AMISOM troops have battled diligently to beat back al Shabaab with mixed results. In August, the United Nations Security Council voted to extend the deployment of AMISOM in Somalia until May 31, 2018, albeit with a troop decrease.

The U.S. also continues to provide assistance in the campaign to defeat the terror group. America launches drone attacks against al Shabaab targets, trains and advises Somali forces, and accompanies them during ground assaults. Additionally, since 2006, the U.S. has provided Somalia with $1.5 billion in humanitarian assistance.

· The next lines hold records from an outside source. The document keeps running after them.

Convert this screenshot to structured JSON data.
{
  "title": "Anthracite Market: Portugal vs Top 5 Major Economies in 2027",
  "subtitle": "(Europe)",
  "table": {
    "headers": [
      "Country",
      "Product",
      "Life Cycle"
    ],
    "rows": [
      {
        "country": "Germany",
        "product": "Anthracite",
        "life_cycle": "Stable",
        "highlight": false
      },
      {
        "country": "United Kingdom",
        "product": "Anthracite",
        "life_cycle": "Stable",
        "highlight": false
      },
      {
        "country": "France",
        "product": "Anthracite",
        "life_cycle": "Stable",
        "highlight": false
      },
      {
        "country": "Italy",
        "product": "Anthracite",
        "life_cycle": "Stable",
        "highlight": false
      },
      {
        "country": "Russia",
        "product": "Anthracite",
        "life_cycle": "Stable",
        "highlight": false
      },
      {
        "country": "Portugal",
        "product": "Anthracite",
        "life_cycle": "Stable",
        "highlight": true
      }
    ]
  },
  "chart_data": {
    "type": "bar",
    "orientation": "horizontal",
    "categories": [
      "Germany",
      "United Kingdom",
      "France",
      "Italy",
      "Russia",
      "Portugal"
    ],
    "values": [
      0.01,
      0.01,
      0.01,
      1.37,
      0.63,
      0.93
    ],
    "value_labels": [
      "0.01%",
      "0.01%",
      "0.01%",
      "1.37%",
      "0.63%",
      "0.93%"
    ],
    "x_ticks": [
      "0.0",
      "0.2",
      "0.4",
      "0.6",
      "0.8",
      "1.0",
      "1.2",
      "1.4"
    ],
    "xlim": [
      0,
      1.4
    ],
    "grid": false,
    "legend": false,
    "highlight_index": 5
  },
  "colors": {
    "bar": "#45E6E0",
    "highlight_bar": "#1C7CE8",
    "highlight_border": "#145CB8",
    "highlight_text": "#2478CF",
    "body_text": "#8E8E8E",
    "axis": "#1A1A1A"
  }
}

However, U.S. strategy in Somalia remains unclear, particularly as the U.S. has failed to delineate its objectives in the country. According to Bruton, U.S. policy in Somalia is faltering because it is too focused on nation-building as opposed to counterterrorism.

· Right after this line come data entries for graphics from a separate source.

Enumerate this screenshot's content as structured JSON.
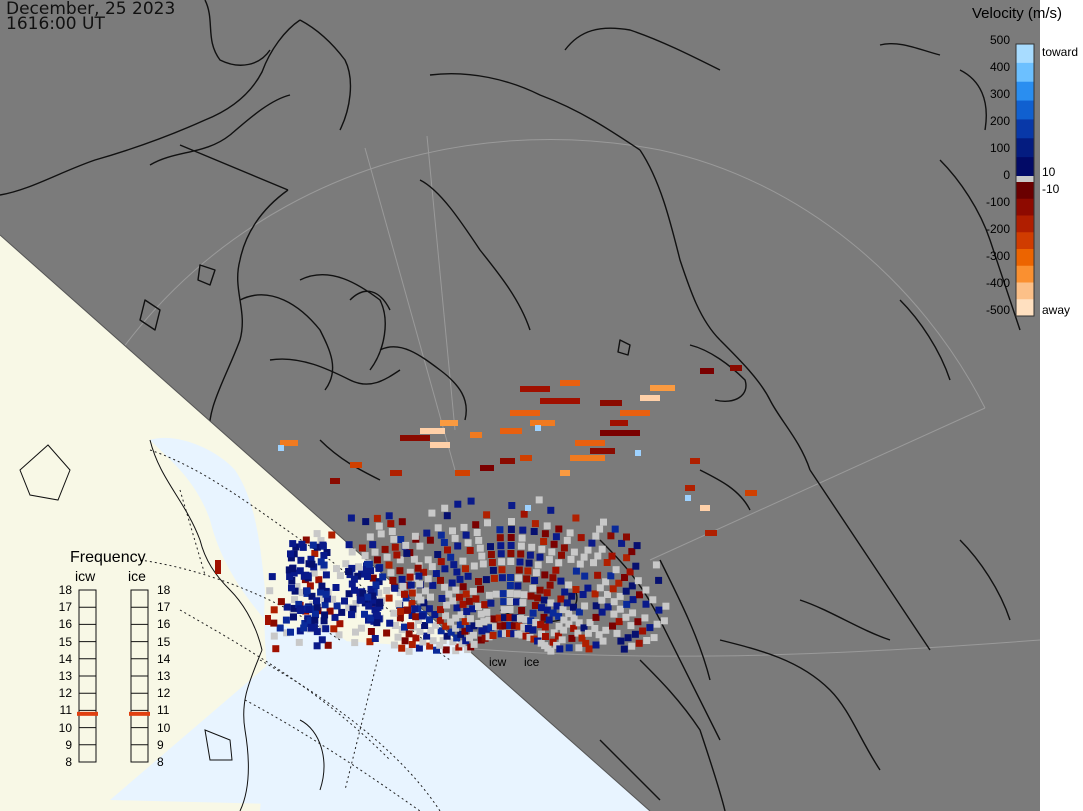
{
  "header": {
    "date": "December, 25 2023",
    "time": "1616:00 UT"
  },
  "colorbar": {
    "title": "Velocity (m/s)",
    "toward_label": "toward",
    "away_label": "away",
    "ticks": [
      "500",
      "400",
      "300",
      "200",
      "100",
      "0",
      "-100",
      "-200",
      "-300",
      "-400",
      "-500"
    ],
    "inner_ticks": [
      "10",
      "-10"
    ],
    "toward_colors": [
      "#a8dcff",
      "#6cc0ff",
      "#2a8ef0",
      "#1060d0",
      "#0838a8",
      "#041c80",
      "#020a66"
    ],
    "away_colors": [
      "#6a0000",
      "#8e0a00",
      "#b01e00",
      "#d03c00",
      "#ec6400",
      "#fa9030",
      "#fcc088",
      "#ffe0c0"
    ]
  },
  "frequency": {
    "title": "Frequency",
    "col_left": "icw",
    "col_right": "ice",
    "scale": [
      "18",
      "17",
      "16",
      "15",
      "14",
      "13",
      "12",
      "11",
      "10",
      "9",
      "8"
    ],
    "icw_mhz": 10.8,
    "ice_mhz": 10.8,
    "marker_color": "#e04010"
  },
  "radars": {
    "site_left": "icw",
    "site_right": "ice"
  },
  "colors": {
    "night": "#7b7b7b",
    "day_land": "#f8f8e6",
    "day_ocean": "#e8f4ff",
    "no_velocity": "#c8c8c8"
  }
}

“The U.S. has very limited objectives in Somalia,” says Bruton.

“The U.S. should not be worried about reconstructing a state, it should focus on eliminating individuals in Somalia who wish harm to the U.S. homeland. That’s a very small objective.”

Experts suggest that the U.S. may benefit from taking a more diplomatic approach in Somalia rather than focus its efforts solely on militarily defeating al Shabaab.

“The problem from a U.S. standpoint is that the primary element of U.S. strategy in Somalia is military,” counterterrorism expert Seth Jones of the RAND Corporation told The Cipher Brief.

“There is no U.S. embassy in Somalia. The diplomatic and the development components are pretty small and largely ineffective. There’s a strong argument for increasing those focuses on Somalia, which can address deeper-rooted problems in the country,” he stated.

Perhaps drawing lessons from other countries would behoove the Trump administration as it charts it path forward in Somalia.

“The administration has a lot to learn from Turkey; soft-power in all fronts,” says Abukar Arman, former Somalia Special Envoy to the United States.

“You can’t win against al Shabaab without public support, and you can’t gain public support without soft-power,” Arman concludes.